Les opérateurs économiques, poursuit-il, justifient le recours à l’informel par le fait que le non-respect de la réglementation sociale et fiscale permet aux entreprises de minimiser leurs coûts, notamment salariaux, et de maximiser leur rentabilité ; ils justifient le recours à de telles pratiques par la nature excessive et inadaptée de la réglementation publique et par la concurrence déloyale que l’informel exerce à l’égard des entreprises du secteur formel. A son avis, l’insuffisance, voire l’absence de contrôle de l’État, et son incapacité à faire respecter les lois et règlements expliquent aussi le développement du secteur informel. «De fait, le formel et l’informel se nourrissent l’un l’autre», croit-il.

Une autre précision de l’auteur pour bien comprendre le secteur informel: « es activités économiques généralement considérées comme étant informelles sont celles qui sont caractérisées par la petite taille et le non-respect de la réglementation». Le secteur informel, précise André Calmont, a toujours existé en Haïti, comme dans tous les pays en développement, mais depuis l’ouverture commerciale du pays en 1986, il a pris une ampleur considérable et il représenterait aujourd’hui plus de 80 % des emplois de l’aire métropolitaine, par exemple.

Que sont les activités informelles? Il s’agit du travail indépendant, artisanat de « proximité», commerce ambulant, restauration de rue, etc. «Ces activités sont réalisées par des personnes qui s’efforcent de sortir de la misère et du chômage par tous les moyens et elles témoignent, dans une certaine mesure, d’une forme de créativité et de débrouillardise indéniable», explique l’article André Calmont.

Le déclin de l’agriculture renforce l’informel

Autrefois surnommé pays essentiellement agricole, Haïti laisse tomber au fur et à mesure son secteur agricole au profit d’une économie informelle. André Calmont, constate que le déclin de l’agriculture, accéléré par l’exode rural et les catastrophes naturelles, marque une mutation profonde de l’économie haïtienne qui s’est tertiarisée, en particulier par le biais des activités informelles

Les activités agricoles, précise l’article, connaissent, depuis plusieurs décennies, une dynamique socioé- conomique régressive et ne représentent plus que 20 % du PIB national. «Le secteur ‘’agriculture, foresterie et pêche ‘’ apporte, après les services, la deuxième plus grosse contribution au produit intérieur brut (PIB), soit 20,3% en 2020», confirme l’International Fund for Agricultural Development. Pourtant selon les données disponibles, en 1970, l’agriculture représentait 35% et en 1985, plus de 32% du PIB.

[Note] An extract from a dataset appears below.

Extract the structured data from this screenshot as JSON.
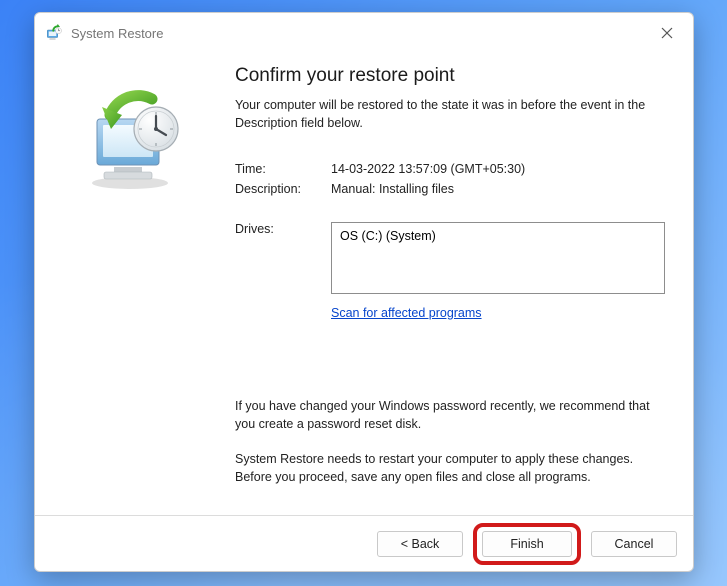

Le déclin de l’agriculture haïtienne est dû à un ensemble de problèmes tels que morcellement de l’exploitation par le partage successoral, dispersion des parcelles, précarité de l’occupation de la terre, absence de cadastre, etc. A cette liste, on doit ajouter les catastrophes naturelles récurrentes dues au changement climatique qui frappent le pays au cours des dernières décennies. D’après les informations disponibles, durant le XXe siècle, le pays a été touché par 34 tempêtes, coups de vent, bourrasques, tornades, orages, cyclones ou ouragans. En 2004, le cyclone Jeanne et les pluies diluviennes ayant frappé plusieurs régions du pays avaient détruit 7% de notre PIB, les quatre cyclones de 2008 : Fay, Gustav, Hanna et Ike affectaient 15% de notre PIB. De quoi accélérer l’exode des populations rurales vers les grandes villes du pays.

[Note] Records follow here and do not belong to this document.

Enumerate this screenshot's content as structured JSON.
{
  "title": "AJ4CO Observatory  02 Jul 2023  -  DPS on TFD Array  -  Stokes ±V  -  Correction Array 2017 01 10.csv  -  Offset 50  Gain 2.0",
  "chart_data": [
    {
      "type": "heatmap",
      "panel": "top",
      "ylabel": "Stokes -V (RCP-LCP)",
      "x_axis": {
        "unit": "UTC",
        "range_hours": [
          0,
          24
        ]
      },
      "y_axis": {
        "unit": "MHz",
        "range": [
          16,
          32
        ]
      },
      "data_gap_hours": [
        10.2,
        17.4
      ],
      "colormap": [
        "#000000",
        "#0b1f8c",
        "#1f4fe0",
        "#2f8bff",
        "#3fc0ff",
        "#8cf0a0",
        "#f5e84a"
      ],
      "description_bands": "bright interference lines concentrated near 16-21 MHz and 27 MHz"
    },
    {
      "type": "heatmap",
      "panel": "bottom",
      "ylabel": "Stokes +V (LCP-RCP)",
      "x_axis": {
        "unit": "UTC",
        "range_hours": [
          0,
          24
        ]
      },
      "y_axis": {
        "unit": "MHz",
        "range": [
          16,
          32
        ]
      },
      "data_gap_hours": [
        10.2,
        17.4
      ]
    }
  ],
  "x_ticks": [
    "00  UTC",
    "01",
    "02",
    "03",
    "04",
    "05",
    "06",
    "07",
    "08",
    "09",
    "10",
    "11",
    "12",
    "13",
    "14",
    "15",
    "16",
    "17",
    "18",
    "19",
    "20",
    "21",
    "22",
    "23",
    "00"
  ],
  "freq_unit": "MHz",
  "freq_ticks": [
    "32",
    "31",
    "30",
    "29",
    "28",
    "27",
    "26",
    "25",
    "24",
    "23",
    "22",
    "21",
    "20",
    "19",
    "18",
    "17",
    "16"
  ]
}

La sous-traitance incapable de combler le vide créé par le déclin de l’agriculture

Les autres secteurs formels de l’économie haïtienne n’ont pas été capables d’absorber la main d’œuvre laissée de côté par le secteur agricole. En 2012, rapporte André Calmont, le secteur secondaire employait 10,4 % de la population active et a fourni 18 % du PIB. La plupart des emplois du secteur secondaire sont dans les industries d’assemblage, appelées aussi sous-traitance, installées sur le sol haïtien. Dans les années 1970 et 1980, informe l’auteur, Haïti s’était déjà engagé dans une dynamique transnationale de sous-traitance, symbolisée par le parc industriel de la SONAPI, établi dans le nord de la capitale, mais l’instabilité politique qui a suivi la chute de la dictature avait sévèrement pénalisé cette activité qui avait quitté le pays.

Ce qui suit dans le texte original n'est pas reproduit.